The Program in Intellectual Property at the University of Connecticut prepares students to participate in this new information economy. It draws upon the strength of the Law School as the leading public law school in the Northeast United States; the school's commitment to international law, financial services and insurance law; and New England's and Connecticut's significant place in the new economy.

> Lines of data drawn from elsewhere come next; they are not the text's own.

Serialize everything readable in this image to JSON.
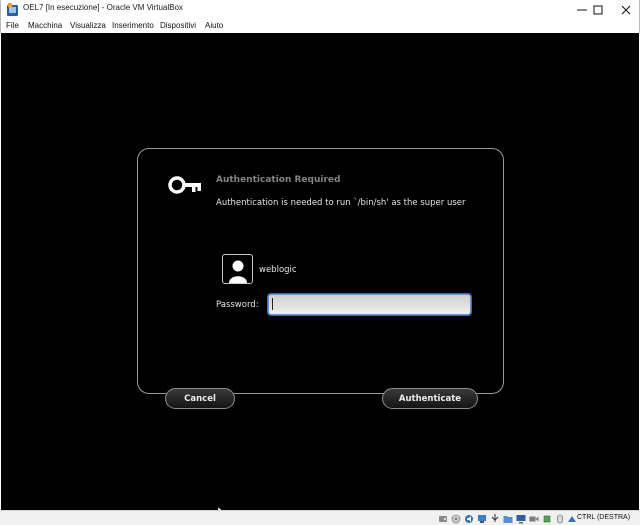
{
  "window": {
    "title": "OEL7 [In esecuzione] - Oracle VM VirtualBox"
  },
  "menubar": {
    "items": [
      "File",
      "Macchina",
      "Visualizza",
      "Inserimento",
      "Dispositivi",
      "Aiuto"
    ]
  },
  "dialog": {
    "title": "Authentication Required",
    "message": "Authentication is needed to run `/bin/sh' as the super user",
    "user_name": "weblogic",
    "password_label": "Password:",
    "password_value": "",
    "cancel_label": "Cancel",
    "authenticate_label": "Authenticate"
  },
  "statusbar": {
    "host_key": "CTRL (DESTRA)",
    "icons": [
      "hard-disk-icon",
      "optical-drive-icon",
      "audio-icon",
      "network-icon",
      "usb-icon",
      "shared-folders-icon",
      "display-icon",
      "video-capture-icon",
      "cpu-icon",
      "mouse-integration-icon",
      "host-key-icon"
    ]
  },
  "colors": {
    "vm_background": "#000000",
    "dialog_border": "#9a9a9a",
    "focus_border": "#6a93c9"
  }
}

There is no application procedure for the certificate in Intellectual Property Law, though students are encouraged to announce their intention to seek the certificate early in their studies. Additionally, students are not required to begin taking their intellectual property courses in a certain point during their law study. All J.D. candidates for the certificate in Intellectual Property must complete:
•(15) credit hours of courses, including the introductory Intellectual Property course plus at least one regime class (see below) or, alternatively, two regime classes. Students will also be required to take an intellectual property seminar.
•Students may include in the (15) credit hours one class from a list of adjacent field courses.
•A supervised writing (which meets the Law School's upper-class writing requirement) project under the direction of a member of the Intellectual Property faculty or, alternatively, a supervised externship in intellectual property, with a significant writing component; or participation in the Intellectual Property Clinic.
At the core of intellectual property are its traditional regimes: copyright, trademark, and patent, as well as trade secrets, moral rights for artists, and rights of publicity.
•Trade Secrets: protects concrete information of economic value which is the subject of reasonable efforts under the circumstances to maintain secrecy. This protection is most commonly provided under state law regimes, and does not require any formalities.
•Trademark: provides for the protection of any word, symbol, or device adopted and used to identify goods and distinguish them from others. As established under the Federal Lanham Act, trademark protection may attach through use, although registration affords procedural and remedial advantages.
•Rights of Publicity: grants an individual exclusive control over commercial use of his or her identity, including name, likeness, and performing style. These are protected as common law rights or through state statutes.
•Copyright: grants holder exclusive right to reproduce, distribute, perform, display, or license his or her work. These rights arise automatically when an original work is fixed in a concrete medium of expression. As defined under the amended Copyright Act of 1976, the scope of copyright protection is limited in time and through such additional limitations as fair use.
•Patent: confers rights upon any new and useful process, machine, manufacture, or composition of nature. According to the Patent Act, a patent may be obtained only through filing a timely application with the U.S. Patent and Trademark Office, which will determine if the invention falls within the subject matter of patent, meets its three requirements-utility, novelty, and non-obviousness as a over the prior art, and includes an enabling description.